Nonclassical Light and Metrological Power: An Introductory Review

TL;DR

This review explores the concept of quantum nonclassicality of light and its significance in enhancing optical quantum metrology, emphasizing theoretical foundations and potential experimental applications.

Contribution

It provides a comprehensive introduction to nonclassical light and its role in surpassing classical measurement limits in quantum metrology.

Findings

Nonclassical light can improve measurement precision beyond classical limits.

Quantum Fisher information is key to understanding quantum advantage.

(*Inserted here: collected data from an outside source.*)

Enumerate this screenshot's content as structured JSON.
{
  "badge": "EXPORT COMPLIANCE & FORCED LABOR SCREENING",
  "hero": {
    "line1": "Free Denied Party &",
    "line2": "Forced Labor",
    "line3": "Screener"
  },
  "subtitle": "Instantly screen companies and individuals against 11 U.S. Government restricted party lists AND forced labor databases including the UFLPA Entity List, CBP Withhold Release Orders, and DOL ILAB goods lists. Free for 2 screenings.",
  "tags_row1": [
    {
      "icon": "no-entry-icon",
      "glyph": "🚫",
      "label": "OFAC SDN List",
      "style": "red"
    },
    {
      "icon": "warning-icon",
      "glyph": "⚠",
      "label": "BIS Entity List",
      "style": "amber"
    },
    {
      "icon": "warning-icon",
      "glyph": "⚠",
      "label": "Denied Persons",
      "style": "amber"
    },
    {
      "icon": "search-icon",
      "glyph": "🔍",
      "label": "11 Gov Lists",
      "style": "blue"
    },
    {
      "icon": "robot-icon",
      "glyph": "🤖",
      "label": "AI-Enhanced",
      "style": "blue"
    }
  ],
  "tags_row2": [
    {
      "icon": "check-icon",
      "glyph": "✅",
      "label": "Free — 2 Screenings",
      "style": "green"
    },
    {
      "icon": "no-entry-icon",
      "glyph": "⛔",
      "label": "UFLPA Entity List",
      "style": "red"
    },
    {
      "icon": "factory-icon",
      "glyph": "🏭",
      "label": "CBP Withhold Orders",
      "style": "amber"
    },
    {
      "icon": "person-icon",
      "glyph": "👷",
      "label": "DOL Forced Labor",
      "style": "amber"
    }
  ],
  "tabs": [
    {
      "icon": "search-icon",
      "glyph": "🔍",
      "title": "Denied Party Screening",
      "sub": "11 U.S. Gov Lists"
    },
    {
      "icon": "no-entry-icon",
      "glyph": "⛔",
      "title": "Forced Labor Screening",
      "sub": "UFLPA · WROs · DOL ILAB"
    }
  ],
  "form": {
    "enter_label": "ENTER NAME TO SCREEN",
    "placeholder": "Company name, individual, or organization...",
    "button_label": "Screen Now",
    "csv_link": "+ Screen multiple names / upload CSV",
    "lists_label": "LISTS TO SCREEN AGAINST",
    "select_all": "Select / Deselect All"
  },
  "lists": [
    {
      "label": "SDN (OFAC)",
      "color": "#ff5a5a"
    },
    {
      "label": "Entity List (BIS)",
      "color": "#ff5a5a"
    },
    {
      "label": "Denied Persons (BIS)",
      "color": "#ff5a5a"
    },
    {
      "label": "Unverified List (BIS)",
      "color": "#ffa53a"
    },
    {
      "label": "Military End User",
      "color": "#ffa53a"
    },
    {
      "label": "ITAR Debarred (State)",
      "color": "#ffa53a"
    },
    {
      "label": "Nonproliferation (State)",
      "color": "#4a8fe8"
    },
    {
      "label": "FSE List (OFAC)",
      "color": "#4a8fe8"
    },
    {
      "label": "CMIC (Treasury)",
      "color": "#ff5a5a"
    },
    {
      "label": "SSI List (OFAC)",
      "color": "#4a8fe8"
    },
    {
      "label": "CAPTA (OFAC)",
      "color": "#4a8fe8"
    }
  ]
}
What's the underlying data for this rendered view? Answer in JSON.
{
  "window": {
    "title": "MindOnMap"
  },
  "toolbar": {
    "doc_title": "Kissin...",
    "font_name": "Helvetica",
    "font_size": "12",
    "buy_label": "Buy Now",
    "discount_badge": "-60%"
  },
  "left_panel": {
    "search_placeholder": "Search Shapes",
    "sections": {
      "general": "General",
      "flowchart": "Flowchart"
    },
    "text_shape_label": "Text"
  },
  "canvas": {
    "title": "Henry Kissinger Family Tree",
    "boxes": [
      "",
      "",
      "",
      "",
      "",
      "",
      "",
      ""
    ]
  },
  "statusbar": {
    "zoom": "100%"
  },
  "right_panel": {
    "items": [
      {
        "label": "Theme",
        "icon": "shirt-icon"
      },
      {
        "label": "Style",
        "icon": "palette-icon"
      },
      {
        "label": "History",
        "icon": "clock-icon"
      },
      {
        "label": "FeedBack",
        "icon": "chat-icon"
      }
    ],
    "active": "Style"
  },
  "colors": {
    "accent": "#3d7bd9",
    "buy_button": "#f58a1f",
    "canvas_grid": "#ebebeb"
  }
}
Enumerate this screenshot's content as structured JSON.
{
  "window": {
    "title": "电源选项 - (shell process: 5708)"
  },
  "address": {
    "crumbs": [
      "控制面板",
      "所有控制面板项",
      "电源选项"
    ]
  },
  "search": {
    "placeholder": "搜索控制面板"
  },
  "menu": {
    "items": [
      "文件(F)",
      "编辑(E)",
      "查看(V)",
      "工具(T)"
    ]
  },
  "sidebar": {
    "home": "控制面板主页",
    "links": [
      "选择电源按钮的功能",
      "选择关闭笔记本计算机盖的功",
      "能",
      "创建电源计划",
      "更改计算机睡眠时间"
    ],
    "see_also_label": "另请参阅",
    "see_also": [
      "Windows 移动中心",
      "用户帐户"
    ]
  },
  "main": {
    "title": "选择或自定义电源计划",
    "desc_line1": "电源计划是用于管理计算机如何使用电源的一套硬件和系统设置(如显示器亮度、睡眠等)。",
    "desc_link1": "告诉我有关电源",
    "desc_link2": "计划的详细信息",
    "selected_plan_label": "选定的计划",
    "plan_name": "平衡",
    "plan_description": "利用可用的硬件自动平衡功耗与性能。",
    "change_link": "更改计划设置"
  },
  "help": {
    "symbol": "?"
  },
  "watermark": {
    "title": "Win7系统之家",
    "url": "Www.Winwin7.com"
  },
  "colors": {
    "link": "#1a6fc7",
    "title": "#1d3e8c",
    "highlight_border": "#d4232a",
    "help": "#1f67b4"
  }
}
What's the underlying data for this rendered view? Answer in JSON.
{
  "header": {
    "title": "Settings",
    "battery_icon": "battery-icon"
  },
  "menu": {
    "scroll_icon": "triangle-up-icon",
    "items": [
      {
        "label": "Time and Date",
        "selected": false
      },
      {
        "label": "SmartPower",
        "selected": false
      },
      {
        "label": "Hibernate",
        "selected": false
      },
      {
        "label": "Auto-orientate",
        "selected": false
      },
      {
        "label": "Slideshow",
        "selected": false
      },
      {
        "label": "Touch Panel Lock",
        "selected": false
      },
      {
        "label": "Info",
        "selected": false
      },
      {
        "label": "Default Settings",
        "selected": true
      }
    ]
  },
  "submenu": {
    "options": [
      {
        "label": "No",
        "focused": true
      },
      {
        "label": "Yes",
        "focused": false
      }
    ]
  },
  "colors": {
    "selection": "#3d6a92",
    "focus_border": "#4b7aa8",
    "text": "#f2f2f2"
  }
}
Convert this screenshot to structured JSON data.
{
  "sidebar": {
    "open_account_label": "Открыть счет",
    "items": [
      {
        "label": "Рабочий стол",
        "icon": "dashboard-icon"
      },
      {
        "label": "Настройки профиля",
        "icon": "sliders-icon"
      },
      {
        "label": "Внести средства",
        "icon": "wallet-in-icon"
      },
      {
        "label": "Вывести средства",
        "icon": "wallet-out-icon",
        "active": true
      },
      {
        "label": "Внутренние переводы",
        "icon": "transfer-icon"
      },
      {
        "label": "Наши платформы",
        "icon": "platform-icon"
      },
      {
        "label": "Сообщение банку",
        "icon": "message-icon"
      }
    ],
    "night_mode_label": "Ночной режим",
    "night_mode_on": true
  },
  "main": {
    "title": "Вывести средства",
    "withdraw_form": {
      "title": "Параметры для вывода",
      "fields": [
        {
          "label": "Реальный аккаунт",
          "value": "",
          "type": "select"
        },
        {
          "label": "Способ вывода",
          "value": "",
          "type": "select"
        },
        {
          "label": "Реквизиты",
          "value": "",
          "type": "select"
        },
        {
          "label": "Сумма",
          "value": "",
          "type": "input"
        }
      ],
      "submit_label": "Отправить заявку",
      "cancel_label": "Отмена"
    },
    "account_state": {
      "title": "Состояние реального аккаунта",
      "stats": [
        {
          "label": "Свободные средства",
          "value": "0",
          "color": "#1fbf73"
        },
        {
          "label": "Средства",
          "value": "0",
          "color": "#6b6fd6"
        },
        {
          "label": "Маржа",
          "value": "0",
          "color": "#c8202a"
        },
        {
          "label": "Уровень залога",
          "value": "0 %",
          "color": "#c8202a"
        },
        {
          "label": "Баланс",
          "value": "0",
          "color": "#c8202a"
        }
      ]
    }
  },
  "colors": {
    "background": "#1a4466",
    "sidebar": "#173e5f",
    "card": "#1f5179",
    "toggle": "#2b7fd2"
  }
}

Theoretical discussion with references to experimental implementations.

Abstract

In this review, we introduce the notion of quantum nonclassicality of light, and the role of nonclassicality in optical quantum metrology. The first part of the paper focuses on defining and characterizing the notion of nonclassicality and how it may be quantified in radiation fields. Several prominent examples of nonclassical light is also discussed. The second part of the paper looks at quantum metrology through the lens of nonclassicality. We introduce key concepts such as the Quantum Fisher information, the Cram{\'e}r-Rao bound, the standard quantum limit and the Heisenberg limit, and discuss how nonclassical light may be exploited to beat classical limitations in high precision measurements. The discussion here will be largely theoretical, with some references to specific experimental implementations.